Comparing Our Rating Systems

We publish four independent ratings. Here’s what research tells us about their accuracy, where each one breaks down, and whether combining them helps.

What does “accurate” mean?

The most common test for a ranking system’s accuracy is predictive validity: if you use today’s ratings to predict tomorrow’s game outcomes, how often does the higher-rated team win? A system that does this well reflects true team quality, not just luck or schedule quirks.

A second test is stability: does a team’s rank change dramatically from week to week based on a single game, or does it move smoothly as more evidence accumulates? Stable ratings are more useful for seeding and planning. Volatile ratings can mislead early in the season.

How each system performs
Rating Uses Goals? Schedule-Adjusted? Predictive Accuracy Main Weakness
SRS Yes — margin of victory Yes (iterative) Highest Can overrate teams that ran up scores against weak opponents
KRACH No — win/loss only Yes (iterative) Very high A 1–0 win and a 7–0 win are treated identically
NPI No — win/loss only Yes (iterative) Good 75% SOS weighting makes it sensitive to schedule imbalance
PairWise Indirectly (via RPI) Partially (via RPI) Moderate Designed for fairness and transparency, not prediction
Why goal differential predicts better

A team that wins 5–2 every game is giving you more information than a team that wins 2–1 every game, even if both finish with the same record. The margin reveals how consistently a team outplays opponents — which is harder to do by luck than simply winning close games.

This effect is especially pronounced in shorter seasons, like amateur leagues that play 20–30 games. With a small sample of games, win-loss records are noisier because a few lucky bounces can flip outcomes. Goal differential averages out over those same games and converges on true team quality faster.

The ±7 cap in our SRS is important: it means a team can’t climb the rankings by running up the score in blowouts. Only the first seven goals of margin per game count, so consistently competitive games matter more than lopsided ones.

Where win/loss systems (KRACH, NPI) still shine

Purely win-based systems have one major advantage: they can’t be gamed by score manipulation. A team that plays hard for the full 60 minutes of a 5–0 game provides the same information to KRACH as one that coasted to a 2–0 win. This matters when comparing teams across different divisions or when sportsmanship norms vary.

KRACH also has a clean probabilistic interpretation. If Team A has a KRACH of 800 and Team B has 200, Team A has an 80% expected win probability on a neutral site. No other rating gives you that directly.
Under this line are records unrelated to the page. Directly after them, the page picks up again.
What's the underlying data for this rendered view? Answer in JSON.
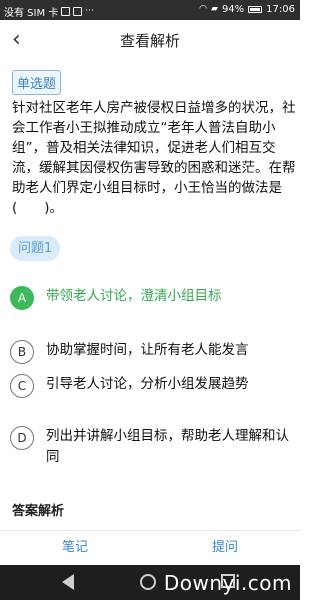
{
  "status_bar": {
    "carrier": "没有 SIM 卡",
    "battery": "94%",
    "time": "17:06"
  },
  "header": {
    "title": "查看解析",
    "back_icon": "chevron-left-icon"
  },
  "question": {
    "type_tag": "单选题",
    "text": "针对社区老年人房产被侵权日益增多的状况，社会工作者小王拟推动成立“老年人普法自助小组”，普及相关法律知识，促进老人们相互交流，缓解其因侵权伤害导致的困惑和迷茫。在帮助老人们界定小组目标时，小王恰当的做法是(　　)。",
    "chip_label": "问题1"
  },
  "options": [
    {
      "letter": "A",
      "text": "带领老人讨论，澄清小组目标",
      "correct": true
    },
    {
      "letter": "B",
      "text": "协助掌握时间，让所有老人能发言",
      "correct": false
    },
    {
      "letter": "C",
      "text": "引导老人讨论，分析小组发展趋势",
      "correct": false
    },
    {
      "letter": "D",
      "text": "列出并讲解小组目标，帮助老人理解和认同",
      "correct": false
    }
  ],
  "analysis": {
    "title": "答案解析"
  },
  "bottom_bar": {
    "notes_label": "笔记",
    "ask_label": "提问"
  },
  "watermark": "Downyi.com",
  "colors": {
    "accent": "#3a87c8",
    "correct": "#3cb95a",
    "chip_bg": "#d9ebf8"
  }
}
Late in a long season, KRACH and SRS tend to converge — large sample sizes mean close and blowout wins even out, and both systems land on similar orderings. The biggest differences show up early in the season when the sample is small.

Why PairWise exists (and what it’s actually for)

RPI and PairWise were designed for a specific purpose: giving an NCAA selection committee a defensible, auditable process for choosing tournament teams. The 25/50/25 weighting in RPI wasn’t chosen because it’s statistically optimal — it was chosen because it’s simple to explain to coaches and athletic directors who might dispute a selection.

The head-to-head and common-opponent comparisons in PairWise add another layer of transparency: you can sit down with any two teams and explain exactly why one ranked above the other. That’s valuable for tournament seeding even if it’s not the most predictive approach.

The bottom line: use PairWise to decide tournament bids; use KRACH or SRS to predict game outcomes.

Would a hybrid rating do better?

Yes — and this is standard practice in serious sports analytics. Combining multiple independent systems tends to outperform any single method because their errors are uncorrelated. KRACH might underrate a team that’s been unlucky in close games. SRS might overrate a team that dominated weak opponents. When you average them, the noise cancels out.

The simplest useful hybrid is a composite rank: average each team’s rank across KRACH, SRS, and NPI. A team that consistently places in the top three across all systems has a much stronger claim to being the best team than one that dominates in only one metric.

A reasonable weighted approach:

  • 35% KRACH — schedule-adjusted win probability, rigorous at scale
  • 35% SRS — margin of victory, strongest early-season predictor
  • 30% NPI — schedule-adjusted win percentage, independent signal

PairWise is deliberately left out of a composite — it’s doing a different job (tournament selection) and including it would dilute the predictive accuracy of the blend.

Practical takeaway for amateur hockey

In a typical amateur league season of 20–30 games, SRS is likely the single most informative number because goal differential accumulates useful signal faster than win-loss records in short seasons. A team that consistently outscores opponents by 2–3 goals per game but goes 10-6 due to bad luck in close games will look much stronger in SRS than in KRACH or NPI.

That said, showing all four ratings — as we do — is the most honest approach. When multiple systems agree on a team’s rank, you can be confident. When they disagree, it usually means something interesting is happening: a great record against a weak schedule, or a strong team that’s been unlucky in one-goal games.

All ratings are updated every Monday morning. Ratings only include games played through the current week’s cutoff date.